> Array based data structures crush pointer based data structures in performance...

frutiger · 2024-12-24T15:59:32 1735055972

> pointers are just indexes into the big array which is system memory...

I’m sure you are aware but for anyone else reading who might not be, pointers actually index into your very own private array.

On most architectures, the MMU is responsible for mapping pages in your private array to pages in system memory or pages on disk (a page is a subarray of fixed size, usually 4 KiB).

Usually you only get a crash if you access a page that is not currently allocated to your process. Otherwise you get the much more insidious behaviour of silent corruption.

_dain_ · 2024-12-24T16:35:18 1735058118

>How you index into them is unrelated to performance.

Not true. If you store u32 indices, that can impose less memory/cache pressure than 64-bit pointers.

Also indices are trivially serializable, which cannot be said for pointers.

jpc0 · 2024-12-24T17:21:49 1735060909

I'll happily look at a benchmark which shows that the size of the index has any significant performance implications vs the work done with the data stored at said index, never mind the data actually stored there.

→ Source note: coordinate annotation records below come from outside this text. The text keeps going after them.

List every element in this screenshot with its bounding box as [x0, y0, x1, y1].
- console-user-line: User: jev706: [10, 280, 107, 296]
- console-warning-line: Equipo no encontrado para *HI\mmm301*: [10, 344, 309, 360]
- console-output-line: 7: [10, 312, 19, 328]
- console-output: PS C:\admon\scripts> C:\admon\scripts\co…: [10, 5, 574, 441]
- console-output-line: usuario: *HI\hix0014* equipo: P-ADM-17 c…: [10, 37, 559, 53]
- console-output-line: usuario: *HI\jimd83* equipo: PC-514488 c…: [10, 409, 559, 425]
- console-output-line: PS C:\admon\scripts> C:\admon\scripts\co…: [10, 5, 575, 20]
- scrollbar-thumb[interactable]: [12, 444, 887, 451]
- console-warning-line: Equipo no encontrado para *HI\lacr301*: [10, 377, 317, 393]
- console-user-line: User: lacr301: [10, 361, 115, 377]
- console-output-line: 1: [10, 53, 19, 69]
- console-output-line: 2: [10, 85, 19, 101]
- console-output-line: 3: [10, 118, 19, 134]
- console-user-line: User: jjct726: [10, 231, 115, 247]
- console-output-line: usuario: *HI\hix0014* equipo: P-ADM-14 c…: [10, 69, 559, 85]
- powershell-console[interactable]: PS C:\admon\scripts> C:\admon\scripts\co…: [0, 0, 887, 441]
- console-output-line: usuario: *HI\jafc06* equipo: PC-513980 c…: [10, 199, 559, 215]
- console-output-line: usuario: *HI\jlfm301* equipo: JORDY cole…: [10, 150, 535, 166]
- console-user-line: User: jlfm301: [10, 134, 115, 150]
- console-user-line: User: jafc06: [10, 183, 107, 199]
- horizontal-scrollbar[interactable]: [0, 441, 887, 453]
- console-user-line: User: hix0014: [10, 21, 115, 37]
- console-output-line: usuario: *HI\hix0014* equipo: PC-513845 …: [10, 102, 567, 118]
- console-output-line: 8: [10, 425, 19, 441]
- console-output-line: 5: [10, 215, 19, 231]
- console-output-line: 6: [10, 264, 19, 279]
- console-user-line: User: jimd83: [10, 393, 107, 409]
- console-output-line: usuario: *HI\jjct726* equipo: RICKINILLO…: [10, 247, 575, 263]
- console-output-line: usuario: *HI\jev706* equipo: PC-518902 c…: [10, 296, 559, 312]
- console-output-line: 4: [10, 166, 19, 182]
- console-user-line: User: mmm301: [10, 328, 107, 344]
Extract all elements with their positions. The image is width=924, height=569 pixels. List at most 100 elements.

I haven't looked closely at the decompiled code but I wouldn't be surprised if iterating through a contiguous data structure has no cache pressure but is rather just incrementing a register without a load at all other than the first one.

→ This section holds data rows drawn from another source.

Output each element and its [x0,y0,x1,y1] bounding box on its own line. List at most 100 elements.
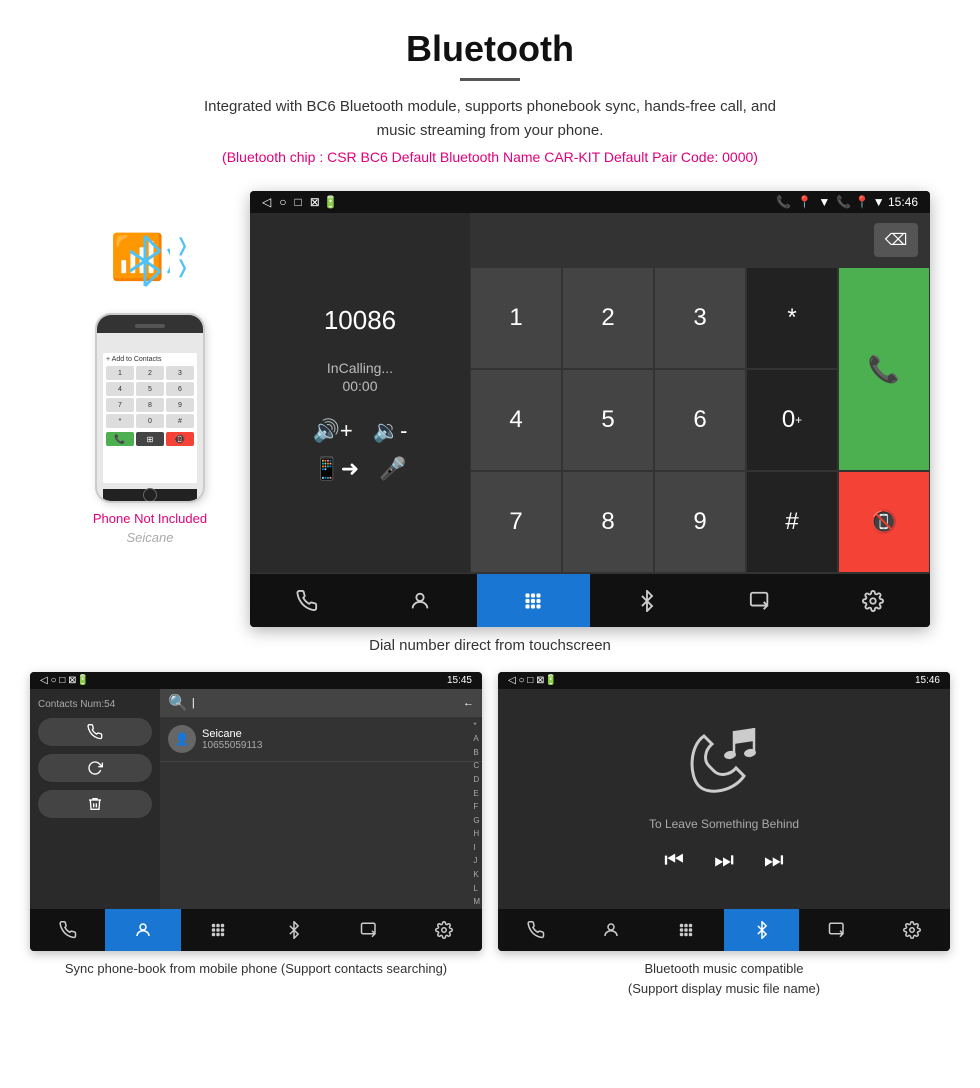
dial-key-end[interactable]: 📵 [838,471,930,573]
contact-item[interactable]: 👤 Seicane 10655059113 [160,717,482,762]
dial-key-7[interactable]: 7 [470,471,562,573]
music-icon [684,726,764,796]
music-controls: ⏮ ⏭ ⏭ [664,847,783,873]
next-chapter-btn[interactable]: ⏭ [714,847,734,873]
alpha-k[interactable]: J [473,857,480,865]
alpha-e[interactable]: D [473,776,480,784]
contact-call-btn[interactable] [38,718,152,746]
contact-refresh-btn[interactable] [38,754,152,782]
bluetooth-symbol [120,231,170,291]
back-icon[interactable]: ◁ [262,195,271,209]
backspace-button[interactable]: ⌫ [874,223,918,257]
phone-status-icon: 📞 [776,195,791,209]
bt-waves-icon: ❭❭ [175,235,190,278]
alpha-a[interactable]: * [473,722,480,730]
bs-nav-contacts[interactable] [105,909,180,951]
music-nav-dialpad[interactable] [649,909,724,951]
microphone-icon[interactable]: 🎤 [379,456,406,482]
dial-key-0plus[interactable]: 0+ [746,369,838,471]
alpha-d[interactable]: C [473,762,480,770]
alpha-m[interactable]: L [473,885,480,893]
subtitle: Integrated with BC6 Bluetooth module, su… [190,95,790,143]
dial-key-3[interactable]: 3 [654,267,746,369]
dial-key-5[interactable]: 5 [562,369,654,471]
music-icon-wrap [684,726,764,801]
nav-dialpad[interactable] [477,573,590,627]
volume-down-icon[interactable]: 🔉- [373,418,408,444]
status-right: 📞 📍 ▼ 📞 📍 ▼ 15:46 [776,195,918,209]
contacts-screen-wrap: ◁ ○ □ ⊠🔋 15:45 Contacts Num:54 [30,672,482,998]
contacts-caption: Sync phone-book from mobile phone (Suppo… [30,959,482,979]
music-nav-transfer[interactable] [799,909,874,951]
signal-icon: ▼ [818,195,830,209]
main-caption: Dial number direct from touchscreen [0,637,980,654]
car-status-bar: ◁ ○ □ ⊠ 🔋 📞 📍 ▼ 📞 📍 ▼ 15:46 [250,191,930,213]
notification-icons: ⊠ 🔋 [310,195,338,209]
nav-settings[interactable] [817,573,930,627]
alpha-f[interactable]: E [473,790,480,798]
car-left-panel: 10086 InCalling... 00:00 🔊+ 🔉- 📱➜ 🎤 [250,213,470,573]
volume-up-icon[interactable]: 🔊+ [313,418,353,444]
music-status-bar: ◁ ○ □ ⊠🔋 15:46 [498,672,950,689]
contact-avatar: 👤 [168,725,196,753]
music-content: To Leave Something Behind ⏮ ⏭ ⏭ [498,689,950,909]
dialpad: ⌫ 1 2 3 * 📞 4 5 6 0+ 7 [470,213,930,573]
bs-nav-bluetooth[interactable] [256,909,331,951]
contacts-right-panel: 🔍 | ← 👤 Seicane 10655059113 * [160,689,482,909]
calling-time: 00:00 [270,378,450,394]
nav-call[interactable] [250,573,363,627]
car-bottom-nav [250,573,930,627]
dial-key-1[interactable]: 1 [470,267,562,369]
alpha-n[interactable]: M [473,898,480,906]
contacts-main: Contacts Num:54 🔍 | [30,689,482,909]
recents-icon[interactable]: □ [294,195,301,209]
dial-key-2[interactable]: 2 [562,267,654,369]
car-screen: ◁ ○ □ ⊠ 🔋 📞 📍 ▼ 📞 📍 ▼ 15:46 10086 InCa [250,191,930,627]
phone-screen: + Add to Contacts 1 2 3 4 5 6 7 8 9 * [103,353,197,483]
dial-key-call[interactable]: 📞 [838,267,930,471]
alpha-j[interactable]: I [473,844,480,852]
transfer-call-icon[interactable]: 📱➜ [313,456,359,482]
nav-bluetooth[interactable] [590,573,703,627]
prev-track-btn[interactable]: ⏮ [664,847,684,873]
music-title: To Leave Something Behind [649,817,799,831]
music-nav-settings[interactable] [875,909,950,951]
home-icon[interactable]: ○ [279,195,286,209]
nav-contacts[interactable] [363,573,476,627]
music-screen: ◁ ○ □ ⊠🔋 15:46 [498,672,950,951]
nav-transfer[interactable] [703,573,816,627]
contact-delete-btn[interactable] [38,790,152,818]
dial-key-hash[interactable]: # [746,471,838,573]
music-screen-wrap: ◁ ○ □ ⊠🔋 15:46 [498,672,950,998]
phone-mockup-wrap: 📶 ❭❭ + Add to Contacts 1 [50,191,250,545]
alpha-h[interactable]: G [473,817,480,825]
alpha-g[interactable]: F [473,803,480,811]
contacts-time: 15:45 [447,675,472,686]
dial-key-9[interactable]: 9 [654,471,746,573]
alpha-c[interactable]: B [473,749,480,757]
bs-nav-call[interactable] [30,909,105,951]
dial-key-star[interactable]: * [746,267,838,369]
alpha-b[interactable]: A [473,735,480,743]
music-nav-call[interactable] [498,909,573,951]
dial-number: 10086 [270,305,450,336]
dial-key-6[interactable]: 6 [654,369,746,471]
music-nav-bluetooth[interactable] [724,909,799,951]
car-main: 10086 InCalling... 00:00 🔊+ 🔉- 📱➜ 🎤 [250,213,930,573]
car-left-controls: 🔊+ 🔉- 📱➜ 🎤 [270,418,450,482]
title-divider [460,78,520,81]
dial-key-8[interactable]: 8 [562,471,654,573]
bs-nav-dialpad[interactable] [181,909,256,951]
bluetooth-icon-area: 📶 ❭❭ [110,231,190,301]
music-time: 15:46 [915,675,940,686]
dial-key-4[interactable]: 4 [470,369,562,471]
contacts-status-bar: ◁ ○ □ ⊠🔋 15:45 [30,672,482,689]
alpha-i[interactable]: H [473,830,480,838]
next-track-btn[interactable]: ⏭ [764,847,784,873]
time-display: 📞 📍 ▼ 15:46 [836,195,918,209]
bs-nav-transfer[interactable] [331,909,406,951]
bs-nav-settings[interactable] [407,909,482,951]
music-nav-contacts[interactable] [573,909,648,951]
alpha-l[interactable]: K [473,871,480,879]
contacts-back-arrow[interactable]: ← [463,697,474,709]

And if you aren't iterating sequentially you are likely blowing the cache regardless purely based on jumping around in memory.

This is an optimisation that may be premature.

EDIT:

> Also indices are trivially serializable, which cannot be said for pointers

Pointers are literally 64bit ints... And converting them to an index is extremely quick if you want to store an offset instead when serialising.

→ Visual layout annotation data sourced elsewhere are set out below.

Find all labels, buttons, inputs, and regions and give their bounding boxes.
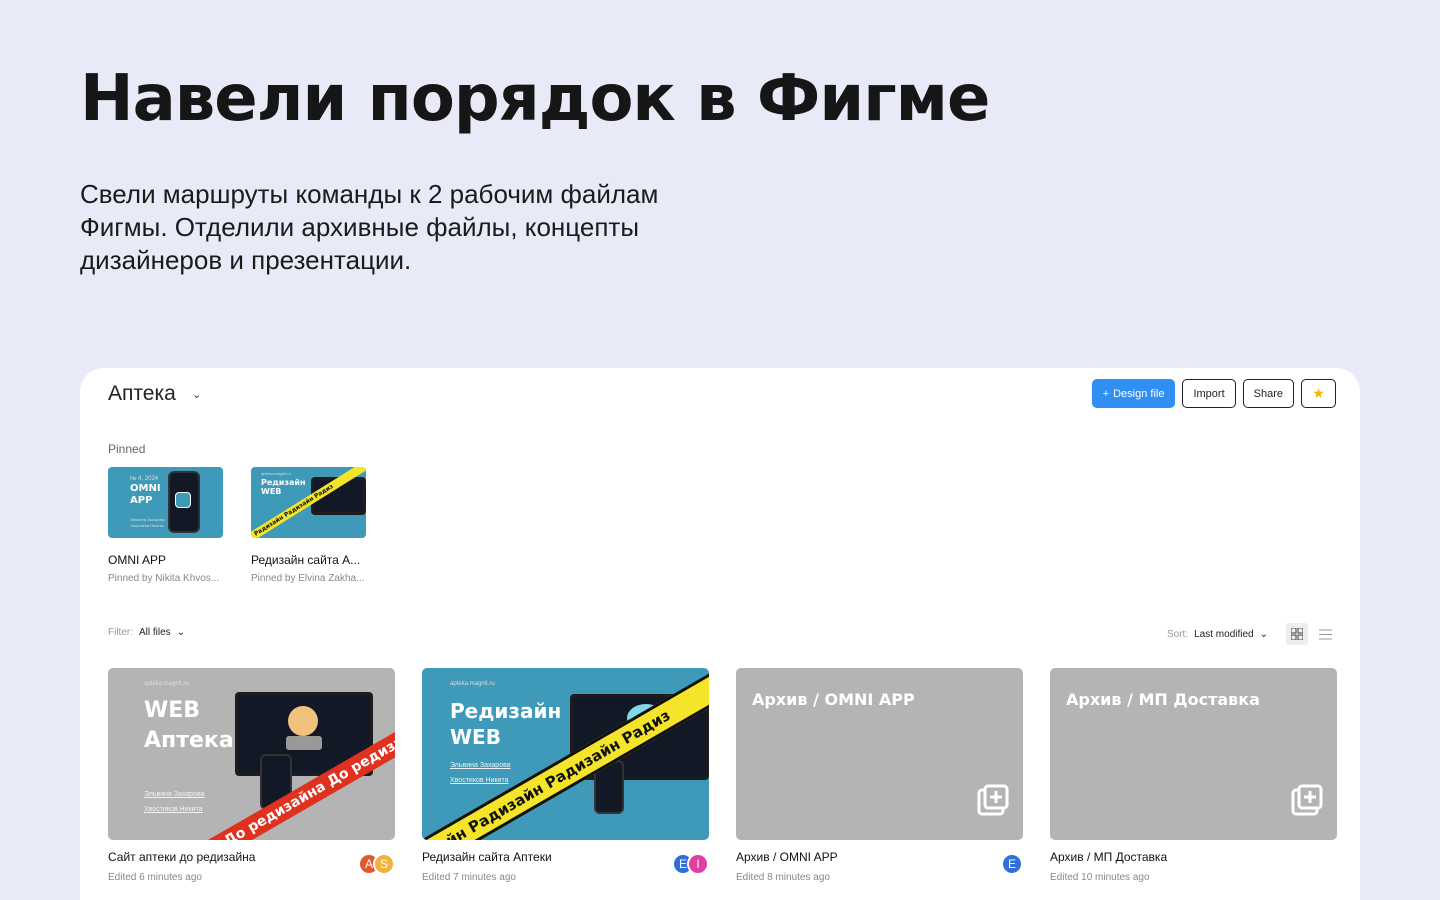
project-title: Аптека xyxy=(108,382,176,405)
file-card[interactable]: apteka.magnit.ru Редизайн WEB Эльвина За… xyxy=(422,668,709,883)
file-name: Сайт аптеки до редизайна xyxy=(108,850,256,864)
project-header: Аптека ⌄ xyxy=(108,382,206,406)
file-meta: Edited 10 minutes ago xyxy=(1050,872,1150,883)
file-thumbnail: apteka.magnit.ru WEB Аптека Эльвина Заха… xyxy=(108,668,395,840)
plus-icon: + xyxy=(1102,387,1110,400)
hero-title: Навели порядок в Фигме xyxy=(80,62,990,136)
avatar[interactable]: I xyxy=(687,853,709,875)
import-button[interactable]: Import xyxy=(1182,379,1236,408)
laptop-emoji xyxy=(286,736,322,750)
sort-label: Sort: xyxy=(1167,628,1189,640)
chevron-down-icon: ⌄ xyxy=(1259,628,1268,640)
pinned-file-meta: Pinned by Nikita Khvos... xyxy=(108,573,220,584)
file-thumbnail: Архив / OMNI APP xyxy=(736,668,1023,840)
file-card[interactable]: Архив / МП Доставка Архив / МП Доставка … xyxy=(1050,668,1337,883)
star-icon: ★ xyxy=(1312,385,1325,401)
file-thumbnail: apteka.magnit.ru Редизайн WEB Эльвина За… xyxy=(422,668,709,840)
thumb-title: Архив / OMNI APP xyxy=(752,690,915,709)
thumb-link: Хвостиков Никита xyxy=(450,777,509,784)
thumb-title: WEB Аптека xyxy=(144,698,234,753)
app-logo-icon xyxy=(175,492,191,508)
thumb-title: Архив / МП Доставка xyxy=(1066,690,1260,709)
grid-view-icon[interactable] xyxy=(1286,623,1308,645)
list-view-icon[interactable] xyxy=(1314,623,1336,645)
filter-value[interactable]: All files xyxy=(139,627,171,638)
chevron-down-icon: ⌄ xyxy=(176,627,186,638)
file-thumbnail: № 4, 2024 OMNI APP Эльвина Захарова Хвос… xyxy=(108,467,223,538)
collaborator-avatars: E I xyxy=(672,853,709,875)
figma-file-icon xyxy=(977,784,1009,816)
file-thumbnail: Архив / МП Доставка xyxy=(1050,668,1337,840)
thumb-small-text: apteka.magnit.ru xyxy=(261,471,291,476)
thumb-link: Хвостиков Никита xyxy=(144,806,203,813)
pinned-file-card[interactable]: apteka.magnit.ru Редизайн WEB Радизайн Р… xyxy=(251,467,366,584)
avatar[interactable]: S xyxy=(373,853,395,875)
file-name: Архив / OMNI APP xyxy=(736,850,838,864)
file-thumbnail: apteka.magnit.ru Редизайн WEB Радизайн Р… xyxy=(251,467,366,538)
thumb-small-text: № 4, 2024 xyxy=(130,476,159,482)
collaborator-avatars: A S xyxy=(358,853,395,875)
favorite-button[interactable]: ★ xyxy=(1301,379,1336,408)
hero-subtitle: Свели маршруты команды к 2 рабочим файла… xyxy=(80,179,659,275)
file-meta: Edited 7 minutes ago xyxy=(422,872,516,883)
file-card[interactable]: Архив / OMNI APP Архив / OMNI APP Edited… xyxy=(736,668,1023,883)
chevron-down-icon[interactable]: ⌄ xyxy=(188,385,206,403)
pinned-section-label: Pinned xyxy=(108,442,146,456)
figma-project-panel: Аптека ⌄ + Design file Import Share ★ Pi… xyxy=(80,368,1360,900)
file-meta: Edited 8 minutes ago xyxy=(736,872,830,883)
file-meta: Edited 6 minutes ago xyxy=(108,872,202,883)
thumb-title: OMNI APP xyxy=(130,483,161,506)
figma-file-icon xyxy=(1291,784,1323,816)
thumb-title: Редизайн WEB xyxy=(450,699,562,749)
filter-label: Filter: xyxy=(108,627,133,638)
share-button[interactable]: Share xyxy=(1242,379,1294,408)
sort-value[interactable]: Last modified xyxy=(1194,629,1253,640)
file-name: Архив / МП Доставка xyxy=(1050,850,1168,864)
design-file-label: Design file xyxy=(1113,387,1165,400)
pinned-file-name: OMNI APP xyxy=(108,553,167,567)
thumb-small-text: apteka.magnit.ru xyxy=(450,681,495,687)
thumb-title: Редизайн WEB xyxy=(261,478,306,497)
pinned-file-name: Редизайн сайта А... xyxy=(251,553,361,567)
pinned-file-card[interactable]: № 4, 2024 OMNI APP Эльвина Захарова Хвос… xyxy=(108,467,223,584)
design-file-button[interactable]: + Design file xyxy=(1091,379,1176,408)
avatar[interactable]: E xyxy=(1001,853,1023,875)
project-toolbar: + Design file Import Share ★ xyxy=(1091,379,1336,408)
sort-control: Sort: Last modified ⌄ xyxy=(1167,623,1336,645)
thumb-link: Эльвина Захарова xyxy=(144,791,205,798)
thumb-people: Эльвина Захарова Хвостиков Никита xyxy=(130,517,165,528)
person-emoji xyxy=(288,706,318,736)
file-card[interactable]: apteka.magnit.ru WEB Аптека Эльвина Заха… xyxy=(108,668,395,883)
thumb-small-text: apteka.magnit.ru xyxy=(144,681,189,687)
file-name: Редизайн сайта Аптеки xyxy=(422,850,552,864)
collaborator-avatars: E xyxy=(1001,853,1023,875)
filter-control[interactable]: Filter: All files ⌄ xyxy=(108,627,185,638)
pinned-file-meta: Pinned by Elvina Zakha... xyxy=(251,573,365,584)
thumb-link: Эльвина Захарова xyxy=(450,762,511,769)
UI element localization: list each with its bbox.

I'm not sure if we are missing each other here. If you want an index then use indices. There is no performance difference when iterating through a data structure, there may be some for other operations but that has nothing to do with the fact they are pointers.

Back to the original parent that spurred this discussion... Replacing a reference (which is basically a pointer with some added suger) with an index into an array is effectively just using raw pointers to get around the borrow checker.

trealira · 2024-12-24T17:38:32 1735061912

> Pointers are literally 64bit ints... And converting them to an index is extremely quick if you want to store an offset instead when serialising.

I'm not them, but they're saying pointer based structures are just less trivial to serialize. For example, to serialize a linked list, you basically need to copy them into an array of nodes, replacing each pointer to a node with a local offset into this array. You can't convert them into indices just with pointer arithmetic because each allocation was made individually. Pointer arithmetic assumes that they already exist in some array, which would make the use of pointers instead of indices inefficient and redundant.

jpc0 · 2024-12-24T18:36:32 1735065392

I understand that entirely, a link list is a non-contiguous heap based data structure.

What I am saying is if you store a reference to an item in a Vec or an index to an item to a Vec it is an implementation detail and looking up the reference or the index generates effectively the same machine code.

Specifically in the case that I'm guessing they are referring to which is the optimisation used in patterns like ECS. The optimisation there is the fact that it is stored contiguously in memory and therefore it is trivial to use SIMD or a GPU to do operations on the data.

In that case whether you are storing a u32 or size_t doesn't exactly matter and on a 32bit arch is literally equivalent. It's going to be dwarfed by loading the data into cache if you are randomly accessing the items or by the actual operations done to the data or both.

As I said, sure use an index but that wasn't the initial discussion. The discussion was doing it to get around the borrow check which is effectively just removing the borrow checker from the equation entirely and you may as well have used a different language.

IX-103 · 2024-12-24T20:05:34 1735070734

The main benefit from contiguous storage is it can be a better match to the cache. Modern CPUs read an entire cache line in a burst. So if you're iterating through a contiguous array of items then chances are the data is already in the cache. Also the processor tends to prefetch cache lines when it recognizes a linear access pattern, so it can be fetching the next element in the array while it's working on the one before it.

mrkeen · 2024-12-24T18:32:14 1735065134

> Pointers are literally 64bit ints... And converting them to an index is extremely quick if you want to store an offset instead when serialising.

This implies serialisation/deserialisation passes, so you can't really let bigger-than-ram data live on your disk.